For all their healthcare pretzeling, pro-life Democrats became the first political casualties of Obamacare as pro-life groups went on the offensive: Stupak, stripped of his "Defender of Life" award from Susan B. Anthony List, soon announced his retirement. Rep. Alan Mollohan, D-W.Va., lost his primary. Susan B. Anthony List alone spent $3.4 million to defeat so-called pro-life Democrats. Family Research Council targeted 20 pro-life Democrats who voted for Obamacare and took down 19 in mid-term elections. Americans United for Life spent $600,000 on a "Life Counts" campaign that defeated 11 of the 12 Democrats it targeted. The end result: Next year's 112th Congress will have a pro-life tilt. Of the 87 new Republicans in the House, 80 are pro-life. Of 16 new senators, 12 are pro-life. Meanwhile more than half of the approximately 40 pro-life House Democrats are gone.

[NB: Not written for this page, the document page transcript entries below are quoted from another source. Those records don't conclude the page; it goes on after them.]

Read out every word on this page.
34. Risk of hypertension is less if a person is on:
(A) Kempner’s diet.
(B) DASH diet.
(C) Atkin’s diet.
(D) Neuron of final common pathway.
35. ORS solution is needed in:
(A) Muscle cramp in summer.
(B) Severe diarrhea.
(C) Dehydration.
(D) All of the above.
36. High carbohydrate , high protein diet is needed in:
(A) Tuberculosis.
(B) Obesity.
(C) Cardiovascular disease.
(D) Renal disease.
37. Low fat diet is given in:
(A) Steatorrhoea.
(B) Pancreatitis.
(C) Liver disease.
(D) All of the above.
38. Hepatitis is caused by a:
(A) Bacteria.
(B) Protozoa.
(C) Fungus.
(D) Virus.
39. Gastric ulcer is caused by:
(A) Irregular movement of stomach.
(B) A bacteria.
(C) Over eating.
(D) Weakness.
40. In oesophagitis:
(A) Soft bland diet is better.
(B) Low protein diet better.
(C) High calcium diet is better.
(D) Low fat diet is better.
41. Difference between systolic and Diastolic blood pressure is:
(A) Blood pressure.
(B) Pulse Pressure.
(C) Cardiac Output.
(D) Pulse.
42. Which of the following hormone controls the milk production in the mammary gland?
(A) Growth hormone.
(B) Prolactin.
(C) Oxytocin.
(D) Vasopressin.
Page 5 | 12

Women wailed and mourners sang hymns as a dump truck carried dozens of corpses to a mass grave. On March 7 Muslim gangs raided three predominantly Christian villages near the central city of Jos during pre-dawn hours, killing more than 300 victims-mostly women, children, and the elderly. The attacks punctuated an ongoing pattern of violence between Muslims and Christians in a country nearly evenly split between the two groups.
Goodluck Jonathan-a Christian installed as president after the May death of President Umaru Yar'Adua (a Muslim)-said the conflicts are ethnic, not religious. But many Nigerian Christians said they're both. Jonathan Kangdim, a professor of religious studies at the University of Jos and an associate pastor at a local church, fears Muslim extremists have a broader agenda to expunge Christianity from the region. "They are out to destroy," said Kangdim. "And some of them are seeing it like an advancement of jihad."
The peak of Moscow's morning rush hour turned violent on March 29 when two suicide bombers detonated shrapnel-laden explosives in the city's packed subway system. Thirty-nine victims died, and dozens suffered injuries. Islamist rebels from the nearby Caucasus claimed responsibility. Russian Prime Minister Vladimir Putin vowed to hunt the criminals: "Terrorists will be destroyed."
As authorities in Russia and other former Soviet states continued an ongoing clampdown on Muslim extremists, Christians said they encountered bureaucratic hassles: Local authorities denied visas to foreign workers and stalled registrations for hundreds of churches.
Iraqis went to the polls March 7-the third nationwide elections since the 2003 U.S. invasion. Violence in Baghdad killed at least 30 but did not hamper turnout: Sixty-two percent of eligible Iraqis voted. Yet the parliamentary slate led by incumbent prime minister Nouri al-Maliki trailed one led by a former interim leader, Ayad Allawi, 89 seats to 91, giving neither enough votes to form a government. Jockeying to form a coalition persisted for months-and was not resolved until November, when an agreement to form a unity government was reached. It includes prominent posts for Allawi's party and won support of the Kurds.